Reduced audibility has a negative effect on MMSE score in cognitively intact participants, which contributes to and confirms the findings of earlier studies. The findings suggest that observed reductions in score on the MMSE were primarily due to loss of audibility of the test item. The negative effects of audibility loss may be greater in individuals who have lower levels of educational attainment. Higher levels of educational attainment may offset decreased performance on the MMSE because of reduced audibility. Failure to consider audibility and optimize communication when administering these assessments can lead to invalid results (e.g., false positives or missed information), misdiagnosis, and inappropriate recommendations for medication or intervention.
听觉与认知的相互作用一直是研究人员和临床医生感兴趣的领域,尤其是随着年龄的增长,听力损失和认知能力下降的患病率不断上升。认知筛查测试通常用于评估报告记忆或功能变化的个体的认知状态,或长期监测认知状态。这些评估通过口头进行,因此听力损失可能会对测试表现产生不利影响。先前关于可听度降低对认知筛查测试分数影响的研究仅限于患有感音神经性听力损失(SNHL)的老年人或听力正常的年轻人以及模拟可听度损失的情况。尚未进行比较以确定与年龄相关的SNHL及其对认知筛查测试的影响是否能通过可听度降低成功建模。

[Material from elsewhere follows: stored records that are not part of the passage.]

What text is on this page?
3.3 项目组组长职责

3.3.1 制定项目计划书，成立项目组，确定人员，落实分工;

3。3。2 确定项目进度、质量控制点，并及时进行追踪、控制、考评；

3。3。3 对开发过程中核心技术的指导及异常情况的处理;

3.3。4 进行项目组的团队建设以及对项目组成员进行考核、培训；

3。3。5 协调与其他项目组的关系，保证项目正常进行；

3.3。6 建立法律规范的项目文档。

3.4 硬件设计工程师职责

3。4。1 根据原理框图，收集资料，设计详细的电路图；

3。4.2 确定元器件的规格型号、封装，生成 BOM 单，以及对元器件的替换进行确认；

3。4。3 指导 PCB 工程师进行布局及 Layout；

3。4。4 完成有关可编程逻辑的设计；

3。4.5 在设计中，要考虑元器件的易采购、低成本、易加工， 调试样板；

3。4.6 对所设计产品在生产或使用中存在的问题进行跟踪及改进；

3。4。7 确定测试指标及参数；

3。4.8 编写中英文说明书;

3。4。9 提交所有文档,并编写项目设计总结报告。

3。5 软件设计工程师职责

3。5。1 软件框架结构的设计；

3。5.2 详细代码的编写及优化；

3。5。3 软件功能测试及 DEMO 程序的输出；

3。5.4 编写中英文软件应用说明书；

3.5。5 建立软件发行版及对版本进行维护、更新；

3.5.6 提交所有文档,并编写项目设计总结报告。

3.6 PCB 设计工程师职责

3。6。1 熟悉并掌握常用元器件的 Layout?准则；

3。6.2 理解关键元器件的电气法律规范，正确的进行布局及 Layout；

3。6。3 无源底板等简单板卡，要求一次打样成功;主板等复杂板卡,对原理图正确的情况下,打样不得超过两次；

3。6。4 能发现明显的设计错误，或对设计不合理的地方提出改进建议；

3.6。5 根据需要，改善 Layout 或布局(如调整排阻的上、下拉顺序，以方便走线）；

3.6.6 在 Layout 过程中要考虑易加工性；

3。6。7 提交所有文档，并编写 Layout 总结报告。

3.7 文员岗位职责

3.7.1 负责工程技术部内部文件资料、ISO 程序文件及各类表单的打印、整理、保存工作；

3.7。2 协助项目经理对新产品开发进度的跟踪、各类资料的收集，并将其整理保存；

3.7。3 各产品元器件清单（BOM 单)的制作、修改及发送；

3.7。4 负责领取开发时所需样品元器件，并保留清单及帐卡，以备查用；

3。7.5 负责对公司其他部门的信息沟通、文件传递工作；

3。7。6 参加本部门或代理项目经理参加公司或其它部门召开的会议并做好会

本研究的目的是通过比较认知正常的患有SNHL的老年人和听力正常的年轻人的表现,来研究可听度降低对简易精神状态检查表(MMSE)的影响,MMSE是一种常用的床边认知筛查工具。
本研究采用1:1性别匹配的病例对照设计。
30名年龄在60 - 80岁之间患有轻度至中度重度SNHL的老年人(病例组)和30名年龄在18 - 35岁之间听力正常的年轻人(对照组)作为本研究的参与者。两组参与者如果在蒙特利尔认知评估中的认知状态在正常范围内,则被选入。

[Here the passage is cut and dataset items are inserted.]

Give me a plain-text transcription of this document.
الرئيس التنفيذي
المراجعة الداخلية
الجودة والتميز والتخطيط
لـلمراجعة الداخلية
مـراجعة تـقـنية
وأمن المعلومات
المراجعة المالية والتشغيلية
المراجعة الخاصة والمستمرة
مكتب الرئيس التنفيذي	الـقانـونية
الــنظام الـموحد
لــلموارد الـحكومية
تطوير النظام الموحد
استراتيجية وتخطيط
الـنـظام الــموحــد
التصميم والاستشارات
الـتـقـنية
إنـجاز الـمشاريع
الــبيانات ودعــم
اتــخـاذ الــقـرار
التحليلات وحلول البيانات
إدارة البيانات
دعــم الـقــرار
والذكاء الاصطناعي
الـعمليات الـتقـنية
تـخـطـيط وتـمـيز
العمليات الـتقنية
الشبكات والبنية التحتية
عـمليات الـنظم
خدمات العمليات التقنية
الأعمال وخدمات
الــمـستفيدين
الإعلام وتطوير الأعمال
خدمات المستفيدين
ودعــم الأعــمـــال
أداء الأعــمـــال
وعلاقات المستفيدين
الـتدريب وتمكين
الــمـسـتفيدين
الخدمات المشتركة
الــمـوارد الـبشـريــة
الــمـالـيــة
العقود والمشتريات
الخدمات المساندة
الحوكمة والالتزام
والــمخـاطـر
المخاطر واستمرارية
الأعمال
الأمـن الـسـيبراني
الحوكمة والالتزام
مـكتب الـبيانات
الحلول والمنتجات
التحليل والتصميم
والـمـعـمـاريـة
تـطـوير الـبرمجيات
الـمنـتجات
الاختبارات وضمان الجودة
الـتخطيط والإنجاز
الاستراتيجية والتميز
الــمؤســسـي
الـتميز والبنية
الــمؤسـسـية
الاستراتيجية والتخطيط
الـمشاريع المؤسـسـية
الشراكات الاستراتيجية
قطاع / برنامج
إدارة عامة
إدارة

病例组参与者在背景噪声中以信噪比为 +25 dB SNR的条件下接受MMSE的录音版本测试。对照组参与者接受经过数字滤波的MMSE版本测试,该版本反映了匹配病例组参与者在信噪比为 +25 dB SNR时的可听度损失(即阈值升高)情况。MMSE的表现根据标准标准进行评分。
组间分析显示MMSE分数无显著差异。然而,组内分析表明,教育程度是病例组参与者的一个显著效应修饰因素。
可听度降低对认知功能正常的参与者的MMSE分数有负面影响,这补充并证实了早期研究的结果。研究结果表明,观察到的MMSE分数降低主要是由于测试项目的可听度丧失。可听度损失的负面影响在教育程度较低的个体中可能更大。较高的教育程度可能会抵消由于可听度降低导致的MMSE表现下降。在进行这些评估时,若未考虑可听度并优化沟通,可能会导致无效结果(如假阳性或信息遗漏)、误诊以及不适当的药物或干预建议。